Я похлопал глазами, не веря тому, что только что услышал.
— Что?.. Борца за справедливость? — недоумеваю я. — Мой дядя видит во мне совсем не это. — забывшись, выпаливаю я.
— Знаешь, — светлые глаза Майлза весело сияют, а морщинки по краям — словно лучи. — вообще-то каждый видит то, что хочет видеть. Здесь главное — кем ты сам себя видишь. Важно уметь отстаивать свои стремления, свою личность, чтобы не дать другим слепить из тебя того, кем ты не являешься. Береги себя, Эдвард.
После этого небольшого наставления Майлз сжал оба моих плеча, так как делают добрые дядюшки перед отъездом, и направился куда-то в сторону выхода.
— Мистер Конгрессмен! — окликаю его я, резко обернувшись.
Американец остановился.
— Мы ещё увидимся? — с улыбкой спрашиваю я.
— Когда приедешь в Штаты, загляни в Белый дом. Буду рад другу из Старушки Англии.
Я согласно кивнул и помахал ему напоследок.
Сказать, что я остался под впечатлением — ничего не сказать. Пока я держал путь в общий зал, шёл вприпрыжку, засунув руки в карманы.
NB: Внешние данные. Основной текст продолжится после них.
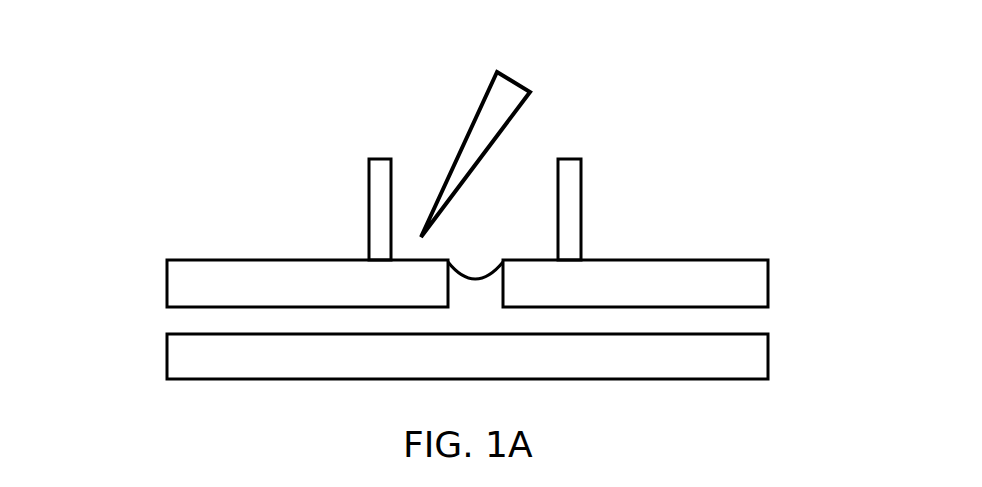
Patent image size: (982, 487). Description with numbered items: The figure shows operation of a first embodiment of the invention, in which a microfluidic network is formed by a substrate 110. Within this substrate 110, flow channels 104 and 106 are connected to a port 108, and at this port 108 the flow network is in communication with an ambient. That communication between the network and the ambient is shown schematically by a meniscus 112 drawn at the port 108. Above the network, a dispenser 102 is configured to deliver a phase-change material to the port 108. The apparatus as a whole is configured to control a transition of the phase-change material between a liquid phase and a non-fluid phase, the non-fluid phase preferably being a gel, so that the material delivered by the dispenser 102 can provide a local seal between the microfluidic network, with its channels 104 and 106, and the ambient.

The dispenser 102 is at (482, 100).
The flow channel 104 is at (185, 321).
The flow channel 106 is at (758, 323).
The port 108 is at (613, 185).
The substrate 110 is at (277, 298).
The meniscus 112 is at (462, 276).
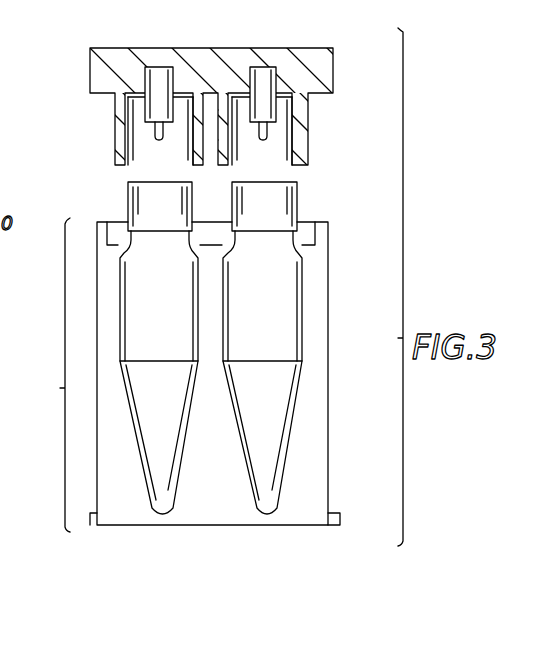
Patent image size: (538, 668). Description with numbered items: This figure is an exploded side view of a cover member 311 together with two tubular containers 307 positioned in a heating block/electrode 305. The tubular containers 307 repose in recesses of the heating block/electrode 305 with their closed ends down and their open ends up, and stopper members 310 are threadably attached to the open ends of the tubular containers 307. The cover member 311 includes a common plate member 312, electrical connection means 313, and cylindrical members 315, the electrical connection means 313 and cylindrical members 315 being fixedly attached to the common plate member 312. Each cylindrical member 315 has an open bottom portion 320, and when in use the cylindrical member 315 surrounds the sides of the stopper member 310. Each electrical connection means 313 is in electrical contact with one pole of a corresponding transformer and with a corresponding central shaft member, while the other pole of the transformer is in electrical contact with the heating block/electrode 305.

The heating block/electrode 305 is at (60, 388).
The tubular containers 307 is at (247, 453).
The stopper members 310 is at (128, 205).
The cover member 311 is at (82, 59).
The common plate member 312 is at (333, 68).
The electrical connection means 313 is at (153, 81).
The cylindrical members 315 is at (113, 125).
The open bottom portion 320 is at (138, 158).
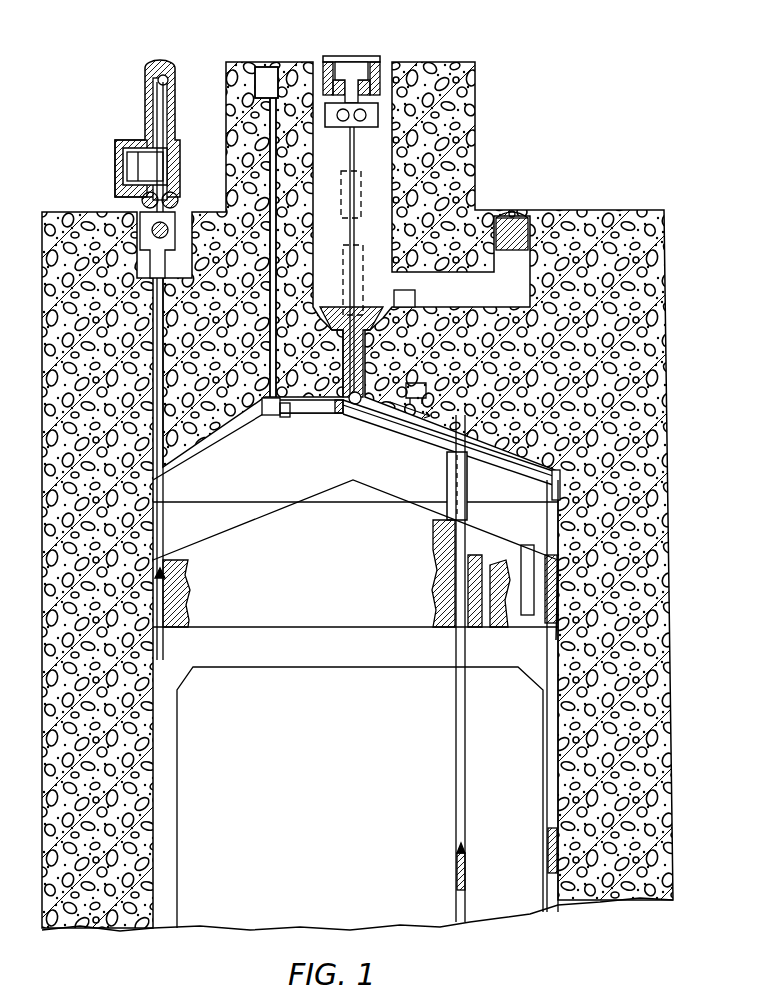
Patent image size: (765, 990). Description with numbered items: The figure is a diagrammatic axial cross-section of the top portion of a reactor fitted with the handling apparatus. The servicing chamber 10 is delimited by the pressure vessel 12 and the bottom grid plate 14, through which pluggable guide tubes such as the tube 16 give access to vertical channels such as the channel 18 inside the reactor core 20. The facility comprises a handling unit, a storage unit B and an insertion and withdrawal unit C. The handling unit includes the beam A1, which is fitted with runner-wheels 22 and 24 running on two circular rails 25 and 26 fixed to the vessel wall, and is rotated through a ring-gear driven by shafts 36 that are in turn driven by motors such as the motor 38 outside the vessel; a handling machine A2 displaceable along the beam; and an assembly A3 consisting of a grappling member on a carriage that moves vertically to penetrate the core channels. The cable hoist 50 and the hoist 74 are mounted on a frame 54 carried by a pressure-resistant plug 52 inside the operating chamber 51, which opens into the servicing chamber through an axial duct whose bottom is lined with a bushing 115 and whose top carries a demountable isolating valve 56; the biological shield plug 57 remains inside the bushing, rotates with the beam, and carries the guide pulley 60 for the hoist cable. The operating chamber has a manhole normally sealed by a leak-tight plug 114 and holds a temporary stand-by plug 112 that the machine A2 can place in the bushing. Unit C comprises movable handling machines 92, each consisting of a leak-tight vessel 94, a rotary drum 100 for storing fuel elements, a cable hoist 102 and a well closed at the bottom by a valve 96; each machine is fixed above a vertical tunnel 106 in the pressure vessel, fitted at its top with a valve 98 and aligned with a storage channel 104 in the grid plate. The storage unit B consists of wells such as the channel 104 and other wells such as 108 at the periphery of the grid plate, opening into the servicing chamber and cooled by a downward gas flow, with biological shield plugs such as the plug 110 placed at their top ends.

The servicing chamber 10 is at (318, 486).
The pressure vessel 12 is at (112, 928).
The bottom grid plate 14 is at (353, 564).
The pluggable guide tube 16 is at (453, 576).
The vertical channel 18 is at (455, 705).
The reactor core 20 is at (351, 719).
The runner-wheel 22 is at (428, 390).
The runner-wheel 24 is at (548, 490).
The circular rail 25 is at (455, 402).
The circular rail 26 is at (556, 515).
The shaft 36 is at (265, 420).
The motor 38 is at (266, 66).
The cable hoist 50 is at (365, 128).
The operating chamber 51 is at (383, 200).
The pressure-resistant plug 52 is at (330, 58).
The frame 54 is at (348, 135).
The isolating valve 56 is at (330, 325).
The biological shield plug 57 is at (318, 415).
The guide pulley 60 is at (352, 410).
The hoist 74 is at (338, 122).
The movable handling machine 92 is at (113, 148).
The leak-tight vessel 94 is at (145, 84).
The valve 96 is at (172, 194).
The valve 98 is at (176, 225).
The rotary drum 100 is at (127, 170).
The cable hoist 102 is at (168, 78).
The storage channel 104 is at (186, 563).
The vertical tunnel 106 is at (165, 460).
The well 108 is at (547, 758).
The biological shield plug 110 is at (522, 212).
The temporary stand-by plug 112 is at (410, 290).
The leak-tight plug 114 is at (512, 252).
The bushing 115 is at (380, 392).
The beam A1 is at (402, 440).
The handling machine A2 is at (446, 482).
The grappling assembly A3 is at (455, 862).
The storage unit B is at (543, 805).
The insertion and withdrawal unit C is at (180, 130).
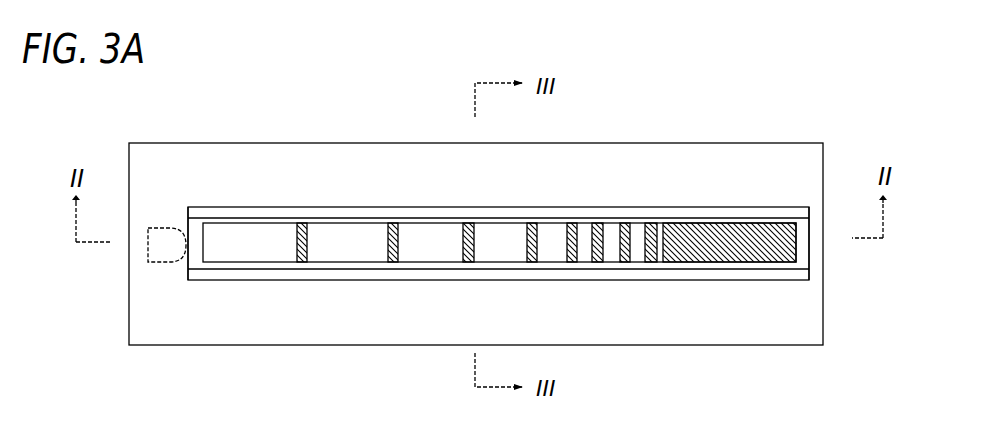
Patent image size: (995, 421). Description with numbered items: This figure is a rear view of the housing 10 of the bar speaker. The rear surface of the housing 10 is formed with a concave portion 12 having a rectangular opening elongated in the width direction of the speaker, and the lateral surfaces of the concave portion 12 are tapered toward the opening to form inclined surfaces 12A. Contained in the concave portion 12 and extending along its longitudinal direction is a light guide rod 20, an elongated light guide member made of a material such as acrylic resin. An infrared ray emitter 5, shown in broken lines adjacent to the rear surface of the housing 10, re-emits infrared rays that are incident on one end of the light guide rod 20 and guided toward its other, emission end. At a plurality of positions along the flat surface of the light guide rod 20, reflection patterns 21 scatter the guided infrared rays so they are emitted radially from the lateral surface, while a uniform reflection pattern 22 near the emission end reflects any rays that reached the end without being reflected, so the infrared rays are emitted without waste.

Хотелось насвистывать кантри и по-дружески хлопать каждого по спине.
Но когда моим глазам открылся пейзаж толпы придурков, я снова очутился в реальности. По сути, я ничего так и не добился от американца. Но я не жалел, что так вышло. Более того, я уже вообще не хотел никого вербовать. Хотелось просто уехать.
В итоге я просто вышел на улицу. Стоял, облокотившись о перила и смотрел на смеркающееся небо. Не было никакого желания оставаться здесь. Я стал думать о том, что буду делать, когда мы вернёмся. Что будет завтра? А послезавтра? Как мне дальше общаться с дядей?
Нужно найти Джима и сообщить ему, что я ухожу. И плевать, что он скажет. Совсем стемнело, но фонари и фары машин хорошо освещали всю округу. Я зашёл в дом. И как отыскать Джима? Наверное, где-то в куче людей. Я влился в поток человеческих тел и стал активно высматривать этого Дьявола. Проходя так минут пять, я остановился около небольшого фонтана. Вдруг я заметил Джима. Он стоял около колонны, и прижимал к ней какую-то женщину. Я сначала подумал, что он её душит, но, когда они впились друг в друга, я понял, что это не убийство.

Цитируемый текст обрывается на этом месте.